On November 18, 2010, the Oregon Supreme Court again affirmed this statutory immunity for property being used for general recreation in the case of Kelly v. Hochberg. At issue in Kelly was the application of recreational immunity for a person who was injured while using a road owned by the Bureau of Land Management (BLM). Mr. Kelly was injured when he was struck by a car while riding his motorcycle on a BLM roadway. The BLM had expressly made the road available to the public for purposes of recreation. Mr. Kelly, who was participating in a privately arranged motorcycle rally event, claimed that BLM had failed to cut vegetation on the roadway and dangerously obscured visibility which contributed to his collision.

The Supreme Court rejected Mr. Kelly’s argument that he was merely traveling to a recreational event and that the immunity statute did not apply. The Court broadly construed the term “recreational purpose” to include all activities involved in the particular recreation. Accordingly, the Court held BLM was immune from liability.

As Oregon Personal Injury Attorneys we at James F.O’Rourke, Jr. and Associates aggressively pursue our client’s claims in premises liability cases and cases arising from the negligent maintenance of property creating hazardous conditions.

Liens in Personal Injury Cases – Who Gets Paid and How Much from the Proceeds of the Personal Injury Claim

A personal injury attorney does more than organize your medical records and make demand for compensation on the insurance carrier. One of the more complicated tasks comes at the end of the case, during settlement negotiations. That task is the resolution of claims for payment from doctors, hospitals and insurance carriers who have paid for medical treatment.

Liens are complicated for several reasons. Health insurance providers are entitled to reimbursement for monies they have provided for medical treatment. However, different kinds of health insurance plans are entitled to different levels of reimbursement. Some carriers are required to reduce their claim for reimbursement to reflect a proportionate share of costs and attorney fees, while other carriers are not required to do so. The matter is more complicated when there is not enough available auto insurance to fully compensate the client. In these cases the attorney must negotiate a reduction in the lien claims so that the client can be fairly compensated.

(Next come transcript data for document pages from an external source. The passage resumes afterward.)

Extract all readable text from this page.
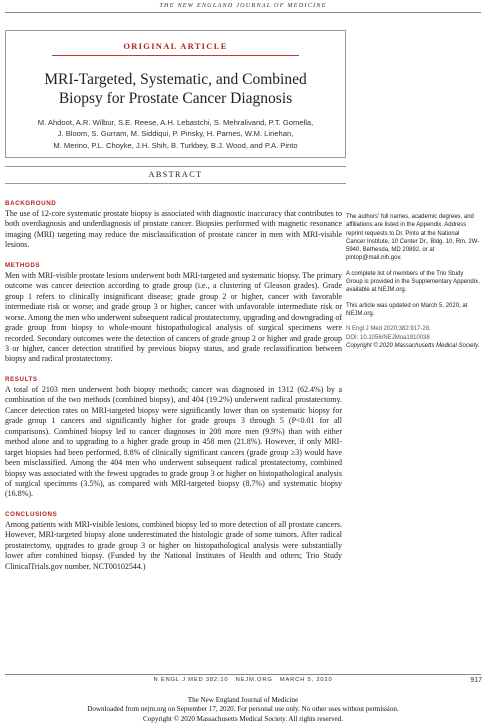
THE NEW ENGLAND JOURNAL OF MEDICINE
ORIGINAL ARTICLE
MRI-Targeted, Systematic, and Combined
Biopsy for Prostate Cancer Diagnosis
M. Ahdoot, A.R. Wilbur, S.E. Reese, A.H. Lebastchi, S. Mehralivand, P.T. Gomella,
J. Bloom, S. Gurram, M. Siddiqui, P. Pinsky, H. Parnes, W.M. Linehan,
M. Merino, P.L. Choyke, J.H. Shih, B. Turkbey, B.J. Wood, and P.A. Pinto
ABSTRACT
BACKGROUND

The use of 12-core systematic prostate biopsy is associated with diagnostic inaccuracy that contributes to both overdiagnosis and underdiagnosis of prostate cancer. Biopsies performed with magnetic resonance imaging (MRI) targeting may reduce the misclassification of prostate cancer in men with MRI-visible lesions.

METHODS

Men with MRI-visible prostate lesions underwent both MRI-targeted and systematic biopsy. The primary outcome was cancer detection according to grade group (i.e., a clustering of Gleason grades). Grade group 1 refers to clinically insignificant disease; grade group 2 or higher, cancer with favorable intermediate risk or worse; and grade group 3 or higher, cancer with unfavorable intermediate risk or worse. Among the men who underwent subsequent radical prostatectomy, upgrading and downgrading of grade group from biopsy to whole-mount histopathological analysis of surgical specimens were recorded. Secondary outcomes were the detection of cancers of grade group 2 or higher and grade group 3 or higher, cancer detection stratified by previous biopsy status, and grade reclassification between biopsy and radical prostatectomy.

RESULTS

A total of 2103 men underwent both biopsy methods; cancer was diagnosed in 1312 (62.4%) by a combination of the two methods (combined biopsy), and 404 (19.2%) underwent radical prostatectomy. Cancer detection rates on MRI-targeted biopsy were significantly lower than on systematic biopsy for grade group 1 cancers and significantly higher for grade groups 3 through 5 (P<0.01 for all comparisons). Combined biopsy led to cancer diagnoses in 208 more men (9.9%) than with either method alone and to upgrading to a higher grade group in 458 men (21.8%). However, if only MRI-target biopsies had been performed, 8.8% of clinically significant cancers (grade group ≥3) would have been misclassified. Among the 404 men who underwent subsequent radical prostatectomy, combined biopsy was associated with the fewest upgrades to grade group 3 or higher on histopathological analysis of surgical specimens (3.5%), as compared with MRI-targeted biopsy (8.7%) and systematic biopsy (16.8%).

CONCLUSIONS

Among patients with MRI-visible lesions, combined biopsy led to more detection of all prostate cancers. However, MRI-targeted biopsy alone underestimated the histologic grade of some tumors. After radical prostatectomy, upgrades to grade group 3 or higher on histopathological analysis were substantially lower after combined biopsy. (Funded by the National Institutes of Health and others; Trio Study ClinicalTrials.gov number, NCT00102544.)

The authors' full names, academic degrees, and affiliations are listed in the Appendix. Address reprint requests to Dr. Pinto at the National Cancer Institute, 10 Center Dr., Bldg. 10, Rm. 2W-5940, Bethesda, MD 20892, or at pintop@mail.nih.gov.

A complete list of members of the Trio Study Group is provided in the Supplementary Appendix, available at NEJM.org.

This article was updated on March 5, 2020, at NEJM.org.

N Engl J Med 2020;382:917-28.

DOI: 10.1056/NEJMoa1910038

Copyright © 2020 Massachusetts Medical Society.

N ENGL J MED 382;10   NEJM.ORG   MARCH 5, 2020	917
The New England Journal of Medicine
Downloaded from nejm.org on September 17, 2020. For personal use only. No other uses without permission.
Copyright © 2020 Massachusetts Medical Society. All rights reserved.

In some cases, a personal injury lawyer must fight unreasonable claims for reimbursement by an insurer. A case recently decided by the Oregon Court of Appeals provides a good example. In Longstreet v. Liberty Northwest (decided November 3, 2010) the Court of Appeals dealt with a claim for reimbursement by a workers compensation carrier who had paid for medical treatment and provided benefits to an injured party. In that case Mr. Longstreet had been forced to make a claim on the underinsured motorist benefits (UIM) of his own insurance policy because the person who caused the injury had insufficient coverage. The workers compensation carrier demanded reimbursement despite the fact that Oregon Law specifically forbids a workers compensation carrier from making such a claim against underinsured motorists benefits.

Mr. Longstreet filed a lawsuit to have a judge determine whether the insurer’s claim was legally valid. The trial judge determined that the claim of lien was illegal and invalid and the insurer appealed. The Court of Appeals, in a terse three sentence holding, flatly rejected the insurers claim:

“As for the merits, we readily conclude that the trial court ruled correctly. ORS 742.504(4)(c) plainly states that UIM coverage does not “inure directly or indirectly to the benefit of any workers compensation carrier * * *.” Liberty Northwest, a workers’ compensation carrier, offers no persuasive explanation as to how it can be reimbursed from plaintiff’s UIM recovery without benefitting “directly or indirectly” from plaintiff’s UIM coverage.”

As Oregon Personal Injury Lawyers we carefully research lien claims and make certain that out clients pay liens only as required by law. In cases where there is insufficient coverage to compensate our clients, we work with lienholders to reduce their claims and maximize the recovery for our clients.